Лицо Василиса Борисовны стало сердитым:
— Хочешь. Просто пока не знаешь. Иди и собирай свои манатки.
Анна не стала больше спорить. Эти женщины сегодня поддержали её, поняли и не осудили. Она не хотела снова скандалить, только не с теми, кто перестал быть в списке раздражающих её людей.
Ольшанская встала и покорно вышла за пределы кухни, пообещав, что спустится, как только возьмёт куртку. Василиса Борисовна молчала и мысленно молила Авикеджи ничего у неё не спрашивать. Но журналистка отпила из кружки немного кофе, поправила воротник своей кремовой кофты и между делом спросила:
— Кино?
— Кино будет, я не обманывала, — кратко ответила Василиса, остерегаясь смотреть Авикеджи в глаза.
— Не обижайтесь, но я с вами не поеду. — Предупредила писательница.

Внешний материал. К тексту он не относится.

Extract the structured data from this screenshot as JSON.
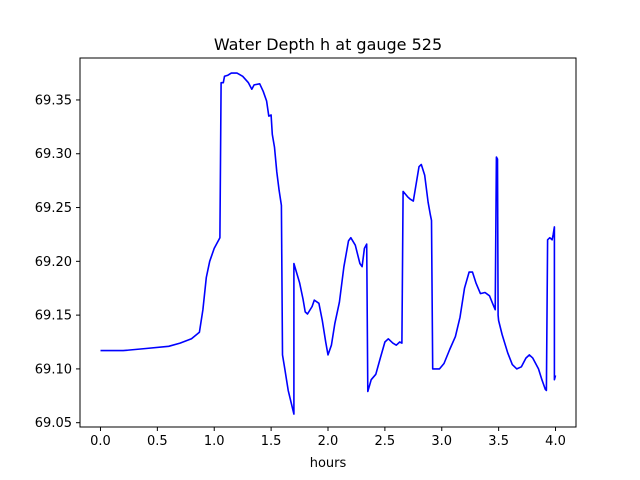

— Вас никто и не приглашал, насколько я помню. — Подсказала ей директриса.
— Постарайтесь хотя бы закончить поскорее. — Обратилась с просьбой Авикеджи.
— Поверьте, у меня нет никакого желания растягивать «удовольствие». — Заверила собеседницу Василиса. — И я совсем не готова.
— Знаю. Иначе сделали бы это давно.
— Но как вы узнали, что я задумала?
— Когда вы рассказали мне об Анне, я задумалась о том же.
Тук-Тук.
В дверь постучались. Это была Анна. Она причесалась и даже накрасила губы. Ей грезились чудесные минуты, которые она проведёт в компании доброй подруги. Она хотела выйти в свет, хотела развеяться и посмотреть, какие бывают люди. Когда в последний раз она куда-то ходила? Быть может, никогда. Но сегодня эта полоса прервётся, и Анна почувствует себя такой же, как все. Она идёт в кино с человеком, который знает её и принимает. Что может быть лучше?
— Я взяла деньги на попкорн. — Улыбнулась Ольшанская.